”Bir şeyin gerçek olması pek o kadar önemli değildir; fakat gerçek olarak algılanması çok önemlidir.” Henry Kissinger
Bu söz aslında dünyanın kısa özetini vermektedir.
Barış adı altında çıkarılan savaşlar, özgürlük adı altında takılan prangalar vb. Gerçekle aramıza giren algı yönetmenleri ve manipülatörler gördüklerimiz, duyduklarımız, yaşantılarımız hatta dokunduğumuz her şeyi ustaca nasıl yorumlayacağımızı bize anlatırlar.
Maalesef; günümüzde gerçeği görebilmek gerçekten kolay olmadığını, manipülasyon sürecini çok daha fazla yaşadığımız ortamda:
Aşırı seviyede yokluk ve yoksulluk çekenlere söylenen sözler vardı.
Dünyada; “Ekonomiye yönelik kur saldırısı ve algı operasyonlarını tek tek püskürten Türkiye, Ekonomide ‘Güven’ rekoru kırdı” Diyen Berat Albayrak vardı. Ansızın gitti.
Psikolojide güven ise: İnsan ilişkilerinde güven, karşı tarafın size zarar vermeyeceğine dair bir beklentidir; insanlar güvendiklerinde, karşılarındaki kişinin dürüst, tutarlı ve güvenilir bir şekilde davranacağını umut ederler.
Kişiler, birbirlerine olan güvenlerini hareketleriyle güçlendirirler.

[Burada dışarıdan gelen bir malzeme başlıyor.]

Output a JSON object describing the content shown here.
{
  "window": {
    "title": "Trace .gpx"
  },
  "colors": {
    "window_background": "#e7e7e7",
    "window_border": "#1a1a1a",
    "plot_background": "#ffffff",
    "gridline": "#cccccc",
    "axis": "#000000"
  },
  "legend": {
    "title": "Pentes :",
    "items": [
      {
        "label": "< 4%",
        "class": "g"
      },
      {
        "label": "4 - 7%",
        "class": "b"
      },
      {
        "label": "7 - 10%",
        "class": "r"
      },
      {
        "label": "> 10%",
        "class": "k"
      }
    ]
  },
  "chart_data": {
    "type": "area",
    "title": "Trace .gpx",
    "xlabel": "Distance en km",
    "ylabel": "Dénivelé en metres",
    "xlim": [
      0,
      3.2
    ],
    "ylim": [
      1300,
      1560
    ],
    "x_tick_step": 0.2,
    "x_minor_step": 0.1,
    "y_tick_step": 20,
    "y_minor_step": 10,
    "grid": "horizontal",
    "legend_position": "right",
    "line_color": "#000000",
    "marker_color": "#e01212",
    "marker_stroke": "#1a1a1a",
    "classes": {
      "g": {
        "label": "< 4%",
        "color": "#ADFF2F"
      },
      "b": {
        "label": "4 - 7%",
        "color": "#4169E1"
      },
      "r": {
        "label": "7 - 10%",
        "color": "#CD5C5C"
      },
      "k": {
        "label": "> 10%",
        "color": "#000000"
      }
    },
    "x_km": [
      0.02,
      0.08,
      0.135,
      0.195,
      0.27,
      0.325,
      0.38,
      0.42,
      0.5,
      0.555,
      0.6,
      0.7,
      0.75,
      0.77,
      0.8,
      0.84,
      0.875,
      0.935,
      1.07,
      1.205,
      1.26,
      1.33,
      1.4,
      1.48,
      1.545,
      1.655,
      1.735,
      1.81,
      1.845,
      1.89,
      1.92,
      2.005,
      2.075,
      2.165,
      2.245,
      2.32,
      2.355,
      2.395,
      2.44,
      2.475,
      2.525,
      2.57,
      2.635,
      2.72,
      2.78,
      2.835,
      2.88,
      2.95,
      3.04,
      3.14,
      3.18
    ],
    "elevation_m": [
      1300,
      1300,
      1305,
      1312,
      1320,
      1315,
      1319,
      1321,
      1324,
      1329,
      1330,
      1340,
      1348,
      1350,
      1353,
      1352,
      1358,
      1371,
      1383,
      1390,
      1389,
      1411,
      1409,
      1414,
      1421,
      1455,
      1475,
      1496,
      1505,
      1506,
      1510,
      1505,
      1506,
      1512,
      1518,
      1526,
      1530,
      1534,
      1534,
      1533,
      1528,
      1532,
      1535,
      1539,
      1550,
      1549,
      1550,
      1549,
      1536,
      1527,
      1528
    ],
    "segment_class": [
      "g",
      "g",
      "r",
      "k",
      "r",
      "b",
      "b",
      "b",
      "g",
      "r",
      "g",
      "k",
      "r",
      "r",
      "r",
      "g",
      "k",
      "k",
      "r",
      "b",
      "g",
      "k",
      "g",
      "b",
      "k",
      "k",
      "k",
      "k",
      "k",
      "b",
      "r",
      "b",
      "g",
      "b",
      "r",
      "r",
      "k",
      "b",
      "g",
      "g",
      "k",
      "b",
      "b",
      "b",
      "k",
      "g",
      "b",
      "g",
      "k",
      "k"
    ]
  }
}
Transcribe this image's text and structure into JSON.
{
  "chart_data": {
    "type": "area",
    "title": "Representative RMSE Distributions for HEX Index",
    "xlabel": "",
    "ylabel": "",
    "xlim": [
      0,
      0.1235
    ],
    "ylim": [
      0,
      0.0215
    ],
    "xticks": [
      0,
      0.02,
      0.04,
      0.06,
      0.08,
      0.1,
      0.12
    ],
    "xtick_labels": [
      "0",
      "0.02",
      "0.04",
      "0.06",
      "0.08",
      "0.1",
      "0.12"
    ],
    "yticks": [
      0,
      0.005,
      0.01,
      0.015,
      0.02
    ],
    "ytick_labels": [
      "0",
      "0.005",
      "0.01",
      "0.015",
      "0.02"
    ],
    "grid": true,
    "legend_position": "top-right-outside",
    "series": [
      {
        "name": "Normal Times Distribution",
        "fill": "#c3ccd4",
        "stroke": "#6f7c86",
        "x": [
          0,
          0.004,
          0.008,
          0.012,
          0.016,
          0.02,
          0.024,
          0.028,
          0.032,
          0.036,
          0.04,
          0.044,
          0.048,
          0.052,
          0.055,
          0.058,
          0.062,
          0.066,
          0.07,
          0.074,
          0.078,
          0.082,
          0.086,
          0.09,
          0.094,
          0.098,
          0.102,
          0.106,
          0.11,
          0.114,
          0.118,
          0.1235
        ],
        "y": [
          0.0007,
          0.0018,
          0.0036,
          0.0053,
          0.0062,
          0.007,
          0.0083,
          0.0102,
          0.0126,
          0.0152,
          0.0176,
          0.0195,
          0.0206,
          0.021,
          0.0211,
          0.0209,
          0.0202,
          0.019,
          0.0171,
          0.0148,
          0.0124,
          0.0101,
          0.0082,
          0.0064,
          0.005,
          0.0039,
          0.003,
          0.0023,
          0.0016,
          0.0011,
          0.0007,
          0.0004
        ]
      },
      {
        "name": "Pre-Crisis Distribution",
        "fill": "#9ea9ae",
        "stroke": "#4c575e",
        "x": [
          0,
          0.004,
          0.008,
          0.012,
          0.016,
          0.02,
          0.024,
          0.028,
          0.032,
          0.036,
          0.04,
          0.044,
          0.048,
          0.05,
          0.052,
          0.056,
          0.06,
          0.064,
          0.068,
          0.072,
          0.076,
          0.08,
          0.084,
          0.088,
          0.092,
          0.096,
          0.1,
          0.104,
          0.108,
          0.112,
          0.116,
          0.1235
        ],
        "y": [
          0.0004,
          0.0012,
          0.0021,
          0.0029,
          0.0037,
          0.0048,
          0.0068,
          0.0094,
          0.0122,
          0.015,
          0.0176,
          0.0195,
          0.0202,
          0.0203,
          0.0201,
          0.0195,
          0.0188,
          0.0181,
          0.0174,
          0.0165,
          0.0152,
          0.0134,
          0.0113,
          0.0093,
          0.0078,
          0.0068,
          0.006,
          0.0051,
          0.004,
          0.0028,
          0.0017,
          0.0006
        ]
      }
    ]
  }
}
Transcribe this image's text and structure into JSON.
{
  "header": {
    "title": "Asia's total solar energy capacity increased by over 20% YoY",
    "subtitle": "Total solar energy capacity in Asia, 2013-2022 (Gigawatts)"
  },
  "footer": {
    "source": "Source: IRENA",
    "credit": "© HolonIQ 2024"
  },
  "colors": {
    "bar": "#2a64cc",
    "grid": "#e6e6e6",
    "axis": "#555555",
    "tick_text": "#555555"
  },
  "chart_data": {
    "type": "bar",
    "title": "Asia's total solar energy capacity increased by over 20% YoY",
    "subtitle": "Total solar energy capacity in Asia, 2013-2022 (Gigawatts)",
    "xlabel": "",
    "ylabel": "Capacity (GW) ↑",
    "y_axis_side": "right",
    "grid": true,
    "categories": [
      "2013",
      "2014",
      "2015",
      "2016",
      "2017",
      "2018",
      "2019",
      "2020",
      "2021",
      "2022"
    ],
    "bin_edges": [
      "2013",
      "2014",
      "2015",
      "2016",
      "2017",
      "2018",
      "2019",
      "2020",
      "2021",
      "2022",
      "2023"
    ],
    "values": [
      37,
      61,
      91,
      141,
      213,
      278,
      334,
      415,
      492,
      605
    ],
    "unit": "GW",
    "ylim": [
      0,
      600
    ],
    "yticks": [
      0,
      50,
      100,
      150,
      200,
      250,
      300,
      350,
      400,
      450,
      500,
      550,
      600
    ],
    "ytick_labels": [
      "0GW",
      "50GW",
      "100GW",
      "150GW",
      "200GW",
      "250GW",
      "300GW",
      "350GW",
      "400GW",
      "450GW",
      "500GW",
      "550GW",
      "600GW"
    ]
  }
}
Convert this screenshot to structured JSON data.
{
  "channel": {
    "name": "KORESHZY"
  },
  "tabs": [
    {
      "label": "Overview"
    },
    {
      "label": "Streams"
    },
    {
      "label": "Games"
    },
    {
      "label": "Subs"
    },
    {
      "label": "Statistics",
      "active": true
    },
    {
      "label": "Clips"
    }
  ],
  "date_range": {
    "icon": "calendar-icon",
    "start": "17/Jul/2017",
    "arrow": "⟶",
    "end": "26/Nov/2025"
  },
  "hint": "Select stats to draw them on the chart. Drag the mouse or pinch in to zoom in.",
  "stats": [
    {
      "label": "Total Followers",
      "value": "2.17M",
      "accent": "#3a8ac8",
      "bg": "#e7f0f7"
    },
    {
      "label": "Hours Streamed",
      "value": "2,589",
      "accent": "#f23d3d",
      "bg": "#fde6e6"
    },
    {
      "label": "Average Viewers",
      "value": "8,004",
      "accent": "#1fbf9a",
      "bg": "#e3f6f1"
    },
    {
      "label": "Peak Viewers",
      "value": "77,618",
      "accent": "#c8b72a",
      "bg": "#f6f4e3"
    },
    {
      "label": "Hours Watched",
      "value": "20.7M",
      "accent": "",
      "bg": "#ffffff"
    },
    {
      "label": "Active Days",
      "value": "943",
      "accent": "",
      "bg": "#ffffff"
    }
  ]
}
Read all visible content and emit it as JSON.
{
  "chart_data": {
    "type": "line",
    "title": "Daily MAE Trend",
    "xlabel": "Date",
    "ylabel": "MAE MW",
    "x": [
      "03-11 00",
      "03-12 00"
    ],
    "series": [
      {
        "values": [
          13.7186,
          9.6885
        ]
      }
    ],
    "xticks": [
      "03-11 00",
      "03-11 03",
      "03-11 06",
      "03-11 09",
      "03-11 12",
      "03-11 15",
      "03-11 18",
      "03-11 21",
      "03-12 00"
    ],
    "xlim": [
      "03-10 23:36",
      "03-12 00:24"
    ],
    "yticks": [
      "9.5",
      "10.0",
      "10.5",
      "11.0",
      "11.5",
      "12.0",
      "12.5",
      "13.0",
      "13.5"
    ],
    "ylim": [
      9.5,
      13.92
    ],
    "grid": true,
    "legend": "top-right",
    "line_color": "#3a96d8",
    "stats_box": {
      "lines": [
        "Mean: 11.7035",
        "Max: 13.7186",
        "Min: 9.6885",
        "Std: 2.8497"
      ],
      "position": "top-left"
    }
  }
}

Ancak her güven risk taşır, çünkü sizin kontrolünüz dışında bir beklentiye dayalıdır. Eğer kişi beklediğiniz veya size vaat ettiği gibi davranmazsa, hayal kırıklığıyla birlikte karşınızdaki kişiye karşı duyduğunuz güven de azalmaya başlar.
Herkes gibi ben de defalarca kandırıldım, aldatıldım, ihanete uğradım.
Maalesef bu, hayatın doğal akışında var.
Bunları yaşarken, etrafımdaki insanların da aynı yollardan geçtiğini gördüm. Sonunda geldiğim noktada, insanların aslında konuşurken olmak istedikleri ya da hayal ettikleri şeyleri söylediklerini, gerçekleri duygu durumlarına göre süsleyip abarttıklarını veya kötülediklerini anladım. Sözlerin, vaatlerin çoğunlukla kolayca ağızdan çıktığına ve hiç söylenmemiş gibi yok olup gittiğine şahit oldum.
Anladım ki aslında insanlar sözleriyle değil, hareketleriyle konuşuyorlar.
Bu yüzden, benim için güvenin gerçek ölçütü her zaman yapılan işler olmuştur.
Bir insanın ne söylediği değil, ne yaptığı önemlidir; çünkü hareketler, duyguların ve niyetlerin en net ifadesidir.
Bugün Türkiye’deki siyasetçileri de değerlendirirken söylediklerine değil, yaptıklarına bir bakarsanız asıl niyetlerini daha iyi anlarsınız.
MÜSLÜMANLARIN MUTLU OLDUĞU, GÜVENDİĞİ ÜLKELER
Rahmetli Yaşar Nuri Öztürk’ün çalışmalarına göre:
“Müslümanların perişan olduğu ülkeler: Filistin, Afganistan, Libya, Irak, Yemen, Suriye.
Müslümanların mutsuz olduğu ülkeler: Cezayir, Mısır, Fas, Tunus, İran, Pakistan, Özbekistan, Türkistan, Türkmenistan, Azerbaycan, Lübnan, Suudi Arabistan.
Müslümanların mutlu olduğu ülkeler: Avustralya, Kanada, İngiltere, Fransa, İtalya, Almanya, İsviçre, Amerika, Norveç, Hollanda, Danimarka.
Yani, Müslümanlar, Müslüman ülkelerin tamamında perişan veya mutsuz. Müslüman olmayan ülkelerin tümünde ise mutlu ve keyifli.
Türkiye’de durum ne?
Yaşar Nuri Öztürk, vefatından önce, Türkiye’nin “Müslümanların mutlu olmadığı” ülkeler arasında yer aldığını söylemişti.